My Lords, on timing, was the analysis of the Isle of Wight results, particularly as regards privacy, available to Ministers before we started to roll out the system across England? If so, how did that influence the rollout? On the Isle of Wight, were participants told that management of their data would be contracted out to a private company, now in the national context known to be Serco? If so, what was their reaction?
My Lords, the greatest insight from the Isle of Wight experiment was that human contact tracing needed to be the first stage of our rollout of the test and trace programme and that, in the sequence of things, the app should come later, when people have got used to the principle of contact tracing. The use of private companies by the Government is commonplace, and we have had no adverse comment on or reaction to that usage.
Ten years is the norm for holding medical research data, so what epidemiological reasons require data from the app uploaded to the NHS central database to be held for 20 years?
My Lords, the data that an individual puts on the app is entirely voluntary. No data is held for more than 28 days until somebody takes a test. Once that test has taken place, the individual has the opportunity to upload further data. That data is held for clinical trials and to help us understand the epidemic. There is the opportunity for us to delete all that data at the end of the epidemic, and that assessment will be made at the right time.
My Lords, like many, I pay tribute to my noble friend for his indefatigable hard work over these past weeks, but does he accept that, following the events of three weeks ago, there has been an erosion of public trust and confidence? It has been seen on the beaches and in demonstrations. Further, does he accept that it is absolutely essential that these tests are conducted in such a way that there is total public confidence in their probity? Can he give me an assurance that everything possible will be done to ensure that no vital personal information is misused in any way?

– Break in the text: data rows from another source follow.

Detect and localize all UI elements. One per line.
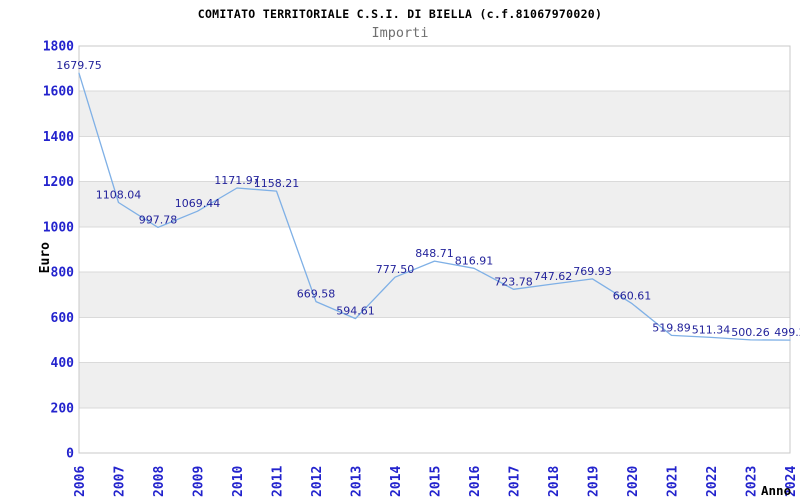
y-tick-label: 600 — [51, 311, 75, 326]
point-label: 660.61 — [613, 290, 652, 303]
x-tick-label: 2014 — [389, 466, 404, 497]
x-tick-label: 2024 — [784, 466, 799, 497]
grid-band — [79, 362, 790, 408]
point-label: 511.34 — [692, 323, 731, 336]
x-tick-label: 2021 — [666, 466, 681, 497]
x-tick-label: 2013 — [350, 466, 365, 497]
x-tick-label: 2018 — [547, 466, 562, 497]
point-label: 1158.21 — [254, 177, 300, 190]
y-tick-label: 1400 — [43, 130, 74, 145]
grid-band — [79, 91, 790, 137]
point-label: 769.93 — [573, 265, 612, 278]
point-label: 1171.97 — [214, 174, 260, 187]
x-tick-label: 2022 — [705, 466, 720, 497]
x-tick-label: 2016 — [468, 466, 483, 497]
point-label: 500.26 — [731, 326, 770, 339]
chart-title: COMITATO TERRITORIALE C.S.I. DI BIELLA (… — [197, 7, 603, 21]
y-tick-label: 1600 — [43, 85, 74, 100]
x-tick-label: 2009 — [192, 466, 207, 497]
x-tick-label: 2008 — [152, 466, 167, 497]
point-label: 1679.75 — [56, 59, 102, 72]
y-tick-label: 800 — [51, 266, 75, 281]
point-label: 777.50 — [376, 263, 415, 276]
point-label: 997.78 — [139, 213, 178, 226]
point-label: 594.61 — [336, 305, 375, 318]
x-tick-label: 2023 — [745, 466, 760, 497]
chart-subtitle: Importi — [371, 25, 429, 41]
x-tick-label: 2020 — [626, 466, 641, 497]
y-tick-label: 1000 — [43, 220, 74, 235]
x-tick-label: 2017 — [508, 466, 523, 497]
x-axis-title: Anno — [761, 483, 792, 498]
y-tick-label: 1800 — [43, 40, 74, 55]
x-tick-label: 2010 — [231, 466, 246, 497]
point-label: 816.91 — [455, 254, 494, 267]
plot-border — [78, 45, 791, 454]
y-tick-label: 200 — [51, 401, 75, 416]
point-label: 519.89 — [652, 321, 691, 334]
grid-band — [79, 181, 790, 227]
point-label: 1108.04 — [96, 188, 142, 201]
y-tick-label: 400 — [51, 356, 75, 371]
point-label: 669.58 — [297, 288, 336, 301]
x-tick-label: 2012 — [310, 466, 325, 497]
point-label: 848.71 — [415, 247, 454, 260]
y-tick-label: 1200 — [43, 175, 74, 190]
grid-band — [79, 272, 790, 318]
point-label: 747.62 — [534, 270, 573, 283]
x-tick-label: 2006 — [73, 466, 88, 497]
point-label: 1069.44 — [175, 197, 221, 210]
y-tick-label: 0 — [66, 447, 74, 462]
x-tick-label: 2019 — [587, 466, 602, 497]
data-line — [78, 72, 791, 341]
x-tick-label: 2007 — [113, 466, 128, 497]
x-tick-label: 2015 — [429, 466, 444, 497]
x-tick-label: 2011 — [271, 466, 286, 497]
point-label: 499.2 — [774, 326, 800, 339]
point-label: 723.78 — [494, 275, 533, 288]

My Lords, the test and trace programme will publish data later today; the noble Baroness, Lady Harding, will do the No. 10 presentation. In that presentation, I hope that noble Lords will see an enormous amount of data suggesting that public trust in the test and trace programme is profound, that it has made an enormous amount of progress and that it will be an important part of our arrangements for Covid. I assure my noble friend that the Government’s approach remains that they put privacy at the heart of all of their arrangements and will continue to do so.

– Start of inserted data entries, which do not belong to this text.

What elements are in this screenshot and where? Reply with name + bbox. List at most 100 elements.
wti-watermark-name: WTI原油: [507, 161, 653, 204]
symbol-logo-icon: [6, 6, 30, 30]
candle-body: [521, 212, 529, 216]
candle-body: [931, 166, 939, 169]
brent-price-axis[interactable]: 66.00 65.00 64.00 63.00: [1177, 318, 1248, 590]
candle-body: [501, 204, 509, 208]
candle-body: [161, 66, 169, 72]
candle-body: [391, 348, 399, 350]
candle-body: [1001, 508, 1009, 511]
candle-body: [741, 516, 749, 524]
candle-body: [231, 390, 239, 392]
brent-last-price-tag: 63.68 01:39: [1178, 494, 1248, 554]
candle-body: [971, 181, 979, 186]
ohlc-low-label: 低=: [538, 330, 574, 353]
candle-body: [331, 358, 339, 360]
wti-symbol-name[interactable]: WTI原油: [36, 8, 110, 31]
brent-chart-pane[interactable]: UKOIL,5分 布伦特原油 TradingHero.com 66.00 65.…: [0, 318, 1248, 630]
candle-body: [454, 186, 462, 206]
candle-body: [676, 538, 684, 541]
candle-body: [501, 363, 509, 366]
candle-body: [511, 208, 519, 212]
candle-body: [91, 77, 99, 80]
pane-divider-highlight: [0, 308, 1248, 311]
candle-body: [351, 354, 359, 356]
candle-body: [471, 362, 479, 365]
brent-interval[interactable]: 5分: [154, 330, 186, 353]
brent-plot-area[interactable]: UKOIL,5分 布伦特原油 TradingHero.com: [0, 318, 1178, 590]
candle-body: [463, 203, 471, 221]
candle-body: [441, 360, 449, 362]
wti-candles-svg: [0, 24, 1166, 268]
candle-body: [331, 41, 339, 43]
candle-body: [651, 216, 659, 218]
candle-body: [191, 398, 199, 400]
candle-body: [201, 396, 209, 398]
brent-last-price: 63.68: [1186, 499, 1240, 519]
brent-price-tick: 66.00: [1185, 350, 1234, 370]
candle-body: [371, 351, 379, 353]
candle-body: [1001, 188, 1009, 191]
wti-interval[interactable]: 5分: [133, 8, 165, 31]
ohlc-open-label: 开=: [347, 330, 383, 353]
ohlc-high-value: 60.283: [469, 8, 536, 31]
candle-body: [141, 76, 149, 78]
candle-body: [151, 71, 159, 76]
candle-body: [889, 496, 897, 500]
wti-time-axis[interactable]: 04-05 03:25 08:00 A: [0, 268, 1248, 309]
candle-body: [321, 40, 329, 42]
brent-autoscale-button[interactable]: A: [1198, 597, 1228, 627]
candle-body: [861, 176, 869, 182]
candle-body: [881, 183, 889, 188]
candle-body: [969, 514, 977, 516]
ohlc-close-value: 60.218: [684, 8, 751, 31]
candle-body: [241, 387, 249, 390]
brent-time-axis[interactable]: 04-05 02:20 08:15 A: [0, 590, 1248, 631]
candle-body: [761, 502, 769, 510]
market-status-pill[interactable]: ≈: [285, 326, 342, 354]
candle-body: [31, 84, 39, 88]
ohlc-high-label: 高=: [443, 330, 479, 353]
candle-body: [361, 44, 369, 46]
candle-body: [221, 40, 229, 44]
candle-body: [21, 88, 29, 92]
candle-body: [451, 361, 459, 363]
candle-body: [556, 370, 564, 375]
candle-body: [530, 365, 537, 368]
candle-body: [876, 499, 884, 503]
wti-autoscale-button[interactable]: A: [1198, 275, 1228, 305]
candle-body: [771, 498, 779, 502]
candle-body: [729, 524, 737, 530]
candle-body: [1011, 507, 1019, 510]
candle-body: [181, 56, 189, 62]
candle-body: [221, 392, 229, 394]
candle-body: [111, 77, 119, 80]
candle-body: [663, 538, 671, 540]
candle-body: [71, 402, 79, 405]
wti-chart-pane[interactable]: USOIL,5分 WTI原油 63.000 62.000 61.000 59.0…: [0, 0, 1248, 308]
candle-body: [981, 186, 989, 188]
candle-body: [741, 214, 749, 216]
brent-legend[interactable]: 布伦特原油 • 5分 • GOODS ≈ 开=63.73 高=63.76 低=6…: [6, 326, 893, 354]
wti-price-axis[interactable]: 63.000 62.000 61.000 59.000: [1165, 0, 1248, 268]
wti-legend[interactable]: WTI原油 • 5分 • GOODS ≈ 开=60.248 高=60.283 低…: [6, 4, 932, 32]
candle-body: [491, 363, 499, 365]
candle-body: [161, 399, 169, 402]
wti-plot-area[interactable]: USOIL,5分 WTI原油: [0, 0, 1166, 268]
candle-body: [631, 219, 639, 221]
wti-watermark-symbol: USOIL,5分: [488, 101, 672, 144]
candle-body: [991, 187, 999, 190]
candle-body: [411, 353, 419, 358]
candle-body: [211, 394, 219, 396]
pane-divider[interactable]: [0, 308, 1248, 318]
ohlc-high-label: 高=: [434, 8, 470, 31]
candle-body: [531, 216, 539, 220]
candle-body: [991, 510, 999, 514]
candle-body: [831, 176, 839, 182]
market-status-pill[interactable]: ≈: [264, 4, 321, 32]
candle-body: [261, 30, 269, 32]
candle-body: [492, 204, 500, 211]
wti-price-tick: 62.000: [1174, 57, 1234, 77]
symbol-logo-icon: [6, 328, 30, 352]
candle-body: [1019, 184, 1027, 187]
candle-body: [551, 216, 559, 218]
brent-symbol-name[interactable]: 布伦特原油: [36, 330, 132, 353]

My Lords, will this tracing application be interconnected with the tracing applications in the other three nations of the United Kingdom? Secondly, since we have a common travel area with the Republic of Ireland, will its tracing application be interconnected with the four nations of the United Kingdom?
The noble Lord makes an important point about Ireland. We have regular conversations with the Irish Government about the app that they are working on. It is our aspiration that the two will work together. That has not been confirmed, since neither has been launched yet, as I understand it, but it is very much at the top of our priorities.
My Lords, the time allowed for this Question has elapsed. Accordingly, we will move on.